J'appuie sa motion pour deux raisons. Premièrement, il est important pour nous d'assurer le suivi du travail que nous accomplissons tous et dont nous sommes si fiers au sein d'associations interparlementaires, quelles qu'elles soient. Le Canada fait de l'excellent travail et est hautement respecté au sein de ces groupes. Son opinion pèse lourd et il est fier d'exercer son influence. Trop souvent, à notre retour, rien ne se produit. Nos collègues sont simplement mis au fait de ce que nous et nos homologues de l'étranger avons fait.

Le sénateur Grafstein a porté à notre attention une question fort importante. Nous devrions assurer son suivi. À mon avis, il n'est pas déraisonnable de proposer que le Comité des droits de la personne, qui existe justement pour accomplir ce genre de travail, examine cette résolution.

Cela m'amène à parler de la deuxième raison pour laquelle j'appuie cette motion.
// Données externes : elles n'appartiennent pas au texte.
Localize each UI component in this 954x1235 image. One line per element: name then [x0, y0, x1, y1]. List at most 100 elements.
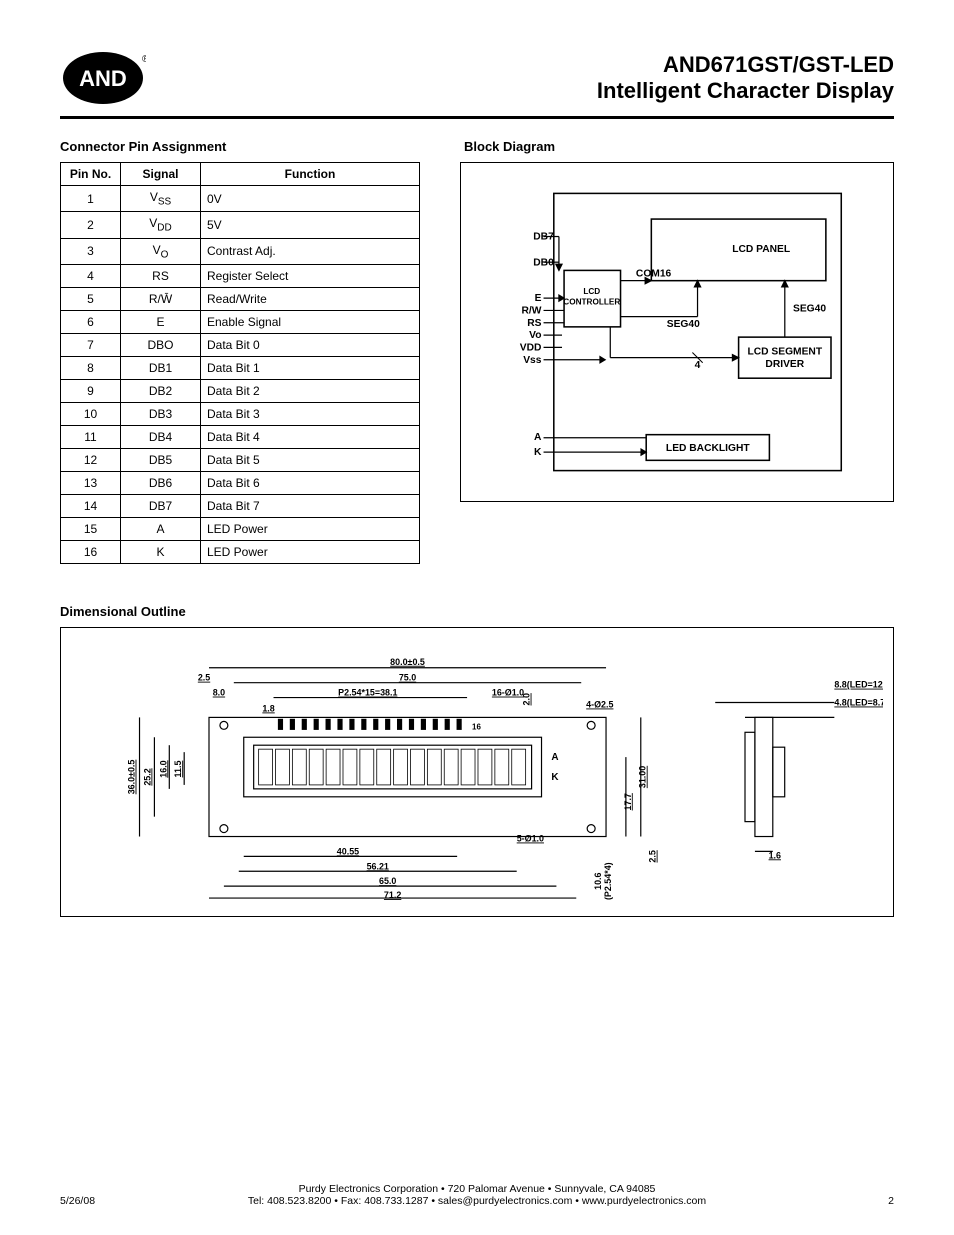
dim-80: 80.0±0.5	[390, 657, 425, 667]
table-row: 10DB3Data Bit 3	[61, 403, 420, 426]
segment-driver-label-2: DRIVER	[765, 359, 804, 370]
signal-cell: RS	[121, 265, 201, 288]
col-signal: Signal	[121, 163, 201, 186]
function-cell: LED Power	[201, 518, 420, 541]
function-cell: 0V	[201, 186, 420, 212]
pin-table-heading: Connector Pin Assignment	[60, 139, 420, 154]
dim-5hole: 5-Ø1.0	[517, 834, 544, 844]
dim-pitch: P2.54*15=38.1	[338, 688, 397, 698]
function-cell: Contrast Adj.	[201, 238, 420, 264]
dim-side-4-8: 4.8(LED=8.7)	[834, 698, 883, 708]
pin-no-cell: 2	[61, 212, 121, 238]
function-cell: Data Bit 4	[201, 426, 420, 449]
title-line2: Intelligent Character Display	[597, 78, 894, 104]
table-row: 5R/W̄Read/Write	[61, 288, 420, 311]
controller-label-2: CONTROLLER	[563, 297, 620, 306]
marker-a: A	[551, 752, 558, 763]
dim-p254-4: (P2.54*4)	[603, 862, 613, 900]
dim-h36: 36.0±0.5	[127, 760, 137, 795]
dim-4hole: 4-Ø2.5	[586, 700, 613, 710]
block-diagram-box: LCD PANEL LCD CONTROLLER LCD SEGMENT DRI…	[460, 162, 894, 502]
function-cell: Enable Signal	[201, 311, 420, 334]
dim-side-1-6: 1.6	[769, 851, 781, 861]
function-cell: Data Bit 7	[201, 495, 420, 518]
dim-side-8-8: 8.8(LED=12.7)	[834, 680, 883, 690]
table-row: 7DBOData Bit 0	[61, 334, 420, 357]
function-cell: Data Bit 0	[201, 334, 420, 357]
svg-text:®: ®	[142, 54, 146, 65]
table-row: 1VSS0V	[61, 186, 420, 212]
block-diagram-section: Block Diagram LCD PANEL LCD CONTROLLER L…	[460, 139, 894, 564]
title-line1: AND671GST/GST-LED	[597, 52, 894, 78]
table-row: 8DB1Data Bit 1	[61, 357, 420, 380]
pin-assignment-section: Connector Pin Assignment Pin No. Signal …	[60, 139, 420, 564]
controller-label-1: LCD	[583, 287, 600, 296]
title-block: AND671GST/GST-LED Intelligent Character …	[597, 52, 894, 104]
pin-no-cell: 6	[61, 311, 121, 334]
main-content: Connector Pin Assignment Pin No. Signal …	[60, 139, 894, 564]
dim-2-5b: 2.5	[648, 850, 658, 862]
input-vss: Vss	[523, 355, 542, 366]
dim-65: 65.0	[379, 876, 396, 886]
col-function: Function	[201, 163, 420, 186]
function-cell: LED Power	[201, 541, 420, 564]
pin16-label: 16	[472, 722, 481, 731]
pin-no-cell: 5	[61, 288, 121, 311]
signal-cell: R/W̄	[121, 288, 201, 311]
page-footer: Purdy Electronics Corporation • 720 Palo…	[60, 1183, 894, 1207]
dim-h11: 11.5	[173, 761, 183, 778]
dim-71-2: 71.2	[384, 890, 401, 900]
pin-no-cell: 14	[61, 495, 121, 518]
pin-table: Pin No. Signal Function 1VSS0V2VDD5V3VOC…	[60, 162, 420, 564]
dim-h16: 16.0	[158, 760, 168, 777]
signal-cell: K	[121, 541, 201, 564]
function-cell: Data Bit 1	[201, 357, 420, 380]
dim-h25: 25.2	[142, 768, 152, 785]
backlight-label: LED BACKLIGHT	[666, 443, 750, 454]
input-vdd: VDD	[520, 342, 542, 353]
pin-no-cell: 1	[61, 186, 121, 212]
table-row: 9DB2Data Bit 2	[61, 380, 420, 403]
signal-cell: DB7	[121, 495, 201, 518]
dimensional-outline-section: Dimensional Outline	[60, 604, 894, 917]
pin-no-cell: 10	[61, 403, 121, 426]
seg40-right-label: SEG40	[793, 303, 826, 314]
pin-no-cell: 11	[61, 426, 121, 449]
footer-date: 5/26/08	[60, 1195, 95, 1207]
dim-56-21: 56.21	[367, 861, 389, 871]
dim-2-5: 2.5	[198, 673, 210, 683]
signal-cell: DB3	[121, 403, 201, 426]
dim-75: 75.0	[399, 673, 416, 683]
function-cell: Read/Write	[201, 288, 420, 311]
block-diagram-heading: Block Diagram	[464, 139, 894, 154]
input-a: A	[534, 432, 542, 443]
function-cell: Data Bit 5	[201, 449, 420, 472]
bus4-label: 4	[695, 360, 701, 371]
signal-cell: DB2	[121, 380, 201, 403]
input-e: E	[535, 293, 542, 304]
signal-cell: DB5	[121, 449, 201, 472]
and-logo: AND ®	[60, 50, 146, 106]
signal-cell: A	[121, 518, 201, 541]
pin-no-cell: 8	[61, 357, 121, 380]
pin-no-cell: 9	[61, 380, 121, 403]
pin-no-cell: 16	[61, 541, 121, 564]
page-header: AND ® AND671GST/GST-LED Intelligent Char…	[60, 50, 894, 119]
dim-8-0: 8.0	[213, 688, 225, 698]
table-row: 15ALED Power	[61, 518, 420, 541]
function-cell: Data Bit 2	[201, 380, 420, 403]
function-cell: Register Select	[201, 265, 420, 288]
dim-outline-heading: Dimensional Outline	[60, 604, 894, 619]
signal-cell: DB6	[121, 472, 201, 495]
table-row: 3VOContrast Adj.	[61, 238, 420, 264]
pin-no-cell: 15	[61, 518, 121, 541]
table-row: 16KLED Power	[61, 541, 420, 564]
pin-no-cell: 3	[61, 238, 121, 264]
lcd-panel-label: LCD PANEL	[732, 244, 790, 255]
function-cell: Data Bit 6	[201, 472, 420, 495]
dim-40-55: 40.55	[337, 847, 359, 857]
dim-17-7: 17.7	[623, 793, 633, 810]
dim-16hole: 16-Ø1.0	[492, 688, 524, 698]
input-vo: Vo	[529, 330, 541, 341]
pin-no-cell: 4	[61, 265, 121, 288]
Nous ne pouvons pas assurer le suivi de toutes les questions examinées par les groupes parlementaires. Ceux-ci examinent des dizaines de milliers de sujets. Nous devons choisir ceux que nous considérons comme importants. Il s'agit en l'occurrence d'un sujet important. L'antisémitisme est un fléau de la civilisation occidentale depuis 2 000 ans. Ces dernières années, il s'est réaffirmé sous ses formes les plus terribles, particulièrement, mais non exclusivement en Europe.

Parce que notre pays a à coeur les droits de la personne et que le Sénat est fier de se porter à la défense de ces droits et de ceux des minorités de partout et en tout temps, nous avons le devoir d'examiner pareils sujets lorsqu'ils nous sont présentés. Le sénateur Grafstein nous a rendu service en portant à nouveau cette question à notre attention. Nous devrions adopter cette motion.